Cybercriminals are now creating record numbers of phishing sites and are using those sites to steal login and email credentials and credit card information.
The malicious websites can be convincing. Images are taken from legitimate websites to make the webpages appear genuine. Sites perform complementary – but fake – virus and malware scans and convince visitors that their computers have been infected, and new scams are constantly being created to convince visitors to part with sensitive information or download malware.
Antivirus companies and web filtering service providers are quick to identify new phishing sites. New malicious sites are rapidly added to blacklists enabling the sites to be blocked. Individuals and companies protected by solutions to neutralize web-borne threats remain protected, albeit with some lag between the creation of a new site or phishing webpage and its addition to a phishing blacklist.
Cybercriminals are well aware that the lifespan of a phishing website is relatively short. In response, they are generating hundreds of thousands of new phishing websites and webpages every day. Research has shown that the average lifespan of a phishing website is now only about 24 hours, although many sites exist for less than 15 hours. In years gone by, phishing websites would stay active for weeks or even months.
With such a short lifespan, cybercriminals have been forced to create even more phishing websites. According to Webroot’s Quarterly Threat Trends report, more than 400,000 new phishing webpages are now being created every single day.
New domains are being registered, although the majority of these phishing webpages are located in otherwise benign domains. Single URLs are loaded onto legitimate sites that hackers have managed to compromise. Even when a webpage has been previously checked by an anti-phishing solution, it must be checked again the next time it is visited as, during the intervening time, the site may have been compromised and the webpage altered and used for phishing or malware delivery.
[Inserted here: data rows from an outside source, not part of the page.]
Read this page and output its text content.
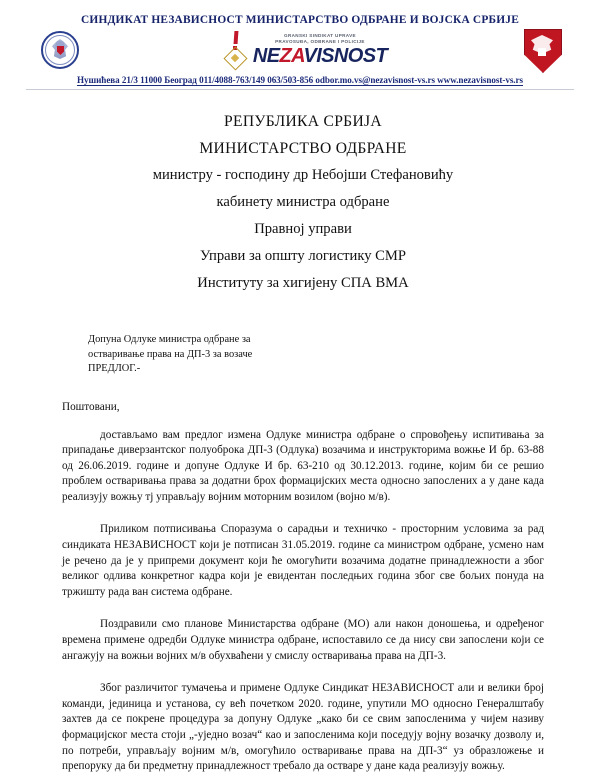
СИНДИКАТ НЕЗАВИСНОСТ МИНИСТАРСТВО ОДБРАНЕ И ВОЈСКА СРБИЈЕ
GRANSKI SINDIKAT UPRAVE
PRAVOSUĐA, ODBRANE I POLICIJE
NEZAVISNOST
Нушићева 21/3 11000 Београд 011/4088-763/149 063/503-856 odbor.mo.vs@nezavisnost-vs.rs www.nezavisnost-vs.rs
РЕПУБЛИКА СРБИЈА
МИНИСТАРСТВО ОДБРАНЕ
министру - господину др Небојши Стефановићу
кабинету министра одбране
Правној управи
Управи за општу логистику СМР
Институту за хигијену СПА ВМА
Допуна Одлуке министра одбране за
остваривање права на ДП-3 за возаче
ПРЕДЛОГ.-
Поштовани,
достављамо вам предлог измена Одлуке министра одбране о спровођењу испитивања за припадање диверзантског полуоброка ДП-3 (Одлука) возачима и инструкторима вожње И бр. 63-88 од 26.06.2019. године и допуне Одлуке И бр. 63-210 од 30.12.2013. године, којим би се решио проблем остваривања права за додатни брох формацијских места односно запослених а у дане када реализују вожњу тј управљају војним моторним возилом (војно м/в).
Приликом потписивања Споразума о сарадњи и техничко - просторним условима за рад синдиката НЕЗАВИСНОСТ који је потписан 31.05.2019. године са министром одбране, усмено нам је речено да је у припреми документ који ће омогућити возачима додатне принадлежности а због великог одлива конкретног кадра који је евидентан последњих година због све бољих понуда на тржишту рада ван система одбране.
Поздравили смо планове Министарства одбране (МО) али након доношења, и одређеног времена примене одредби Одлуке министра одбране, испоставило се да нису сви запослени који се ангажују на вожњи војних м/в обухваћени у смислу остваривања права на ДП-3.
Због различитог тумачења и примене Одлуке Синдикат НЕЗАВИСНОСТ али и велики број команди, јединица и установа, су већ почетком 2020. године, упутили МО односно Генералштабу захтев да се покрене процедура за допуну Одлуке „како би се свим запосленима у чијем називу формацијског места стоји „-уједно возач“ као и запосленима који поседују војну возачку дозволу и, по потреби, управљају војним м/в, омогућило остваривање права на ДП-3“ уз образложење и препоруку да би предметну принадлежност требало да остваре у дане када реализују вожњу.
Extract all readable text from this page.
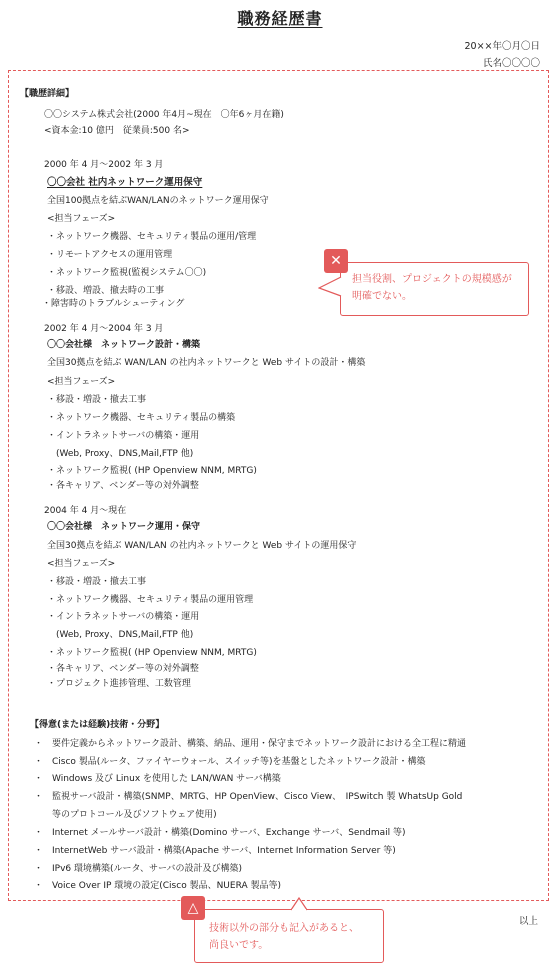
職務経歴書
20××年〇月〇日
氏名〇〇〇〇
【職歴詳細】
〇〇システム株式会社(2000 年4月~現在　〇年6ヶ月在籍)
<資本金:10 億円　従業員:500 名>
2000 年 4 月〜2002 年 3 月
〇〇会社 社内ネットワーク運用保守
全国100拠点を結ぶWAN/LANのネットワーク運用保守
<担当フェーズ>
・ネットワーク機器、セキュリティ製品の運用/管理
・リモートアクセスの運用管理
・ネットワーク監視(監視システム〇〇)
・移設、増設、撤去時の工事
・障害時のトラブルシューティング
2002 年 4 月〜2004 年 3 月
〇〇会社様　ネットワーク設計・構築
全国30拠点を結ぶ WAN/LAN の社内ネットワークと Web サイトの設計・構築
<担当フェーズ>
・移設・増設・撤去工事
・ネットワーク機器、セキュリティ製品の構築
・イントラネットサーバの構築・運用
　(Web, Proxy、DNS,Mail,FTP 他)
・ネットワーク監視( (HP Openview NNM, MRTG)
・各キャリア、ベンダー等の対外調整
2004 年 4 月〜現在
〇〇会社様　ネットワーク運用・保守
全国30拠点を結ぶ WAN/LAN の社内ネットワークと Web サイトの運用保守
<担当フェーズ>
・移設・増設・撤去工事
・ネットワーク機器、セキュリティ製品の運用管理
・イントラネットサーバの構築・運用
　(Web, Proxy、DNS,Mail,FTP 他)
・ネットワーク監視( (HP Openview NNM, MRTG)
・各キャリア、ベンダー等の対外調整
・プロジェクト進捗管理、工数管理
【得意(または経験)技術・分野】
・　要件定義からネットワーク設計、構築、納品、運用・保守までネットワーク設計における全工程に精通
・　Cisco 製品(ルータ、ファイヤーウォール、スイッチ等)を基盤としたネットワーク設計・構築
・　Windows 及び Linux を使用した LAN/WAN サーバ構築
・　監視サーバ設計・構築(SNMP、MRTG、HP OpenView、Cisco View、　IPSwitch 製 WhatsUp Gold
　　等のプロトコール及びソフトウェア使用)
・　Internet メールサーバ設計・構築(Domino サーバ、Exchange サーバ、Sendmail 等)
・　InternetWeb サーバ設計・構築(Apache サーバ、Internet Information Server 等)
・　IPv6 環境構築(ルータ、サーバの設計及び構築)
・　Voice Over IP 環境の設定(Cisco 製品、NUERA 製品等)
以上
担当役割、プロジェクトの規模感が
明確でない。
✕
技術以外の部分も記入があると、
尚良いです。
△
Many anti-phishing solutions solely rely on the use of blacklists, yet these are unlikely to be able to keep up with the rapid creation of phishing webpages. While they appear to offer excellent protection against web-borne threats, they may in fact be leaving users open to attack.
To neutralize the threat of phishing, organizations should ensure that not only are antivirus and antimalware solutions used, but also an advanced web filtering solution. That solution should use blacklists along with other anti-malware and anti-phishing controls.
The content of each page should be accessed and checked rather than relying on the URL or domain being present in a blacklist. Organizations should have the option of blocking websites by category to reduce risk as well as keyword terms. The solution should also allow safe search integration with the major search engines. It is also now essential for any web filtering solution to be able to inspect HTTPS sites. Phishers and hackers have been known to forge SSLS and even HTTPS sites are not necessary secure.
Phishing is highly effective and its use has grown in recent years and it will continue for many years to come. Since cybercriminals are now creating even larger numbers of phishing sites, organizations must implement even more controls to counter the threat. Failure to do so could prove very costly.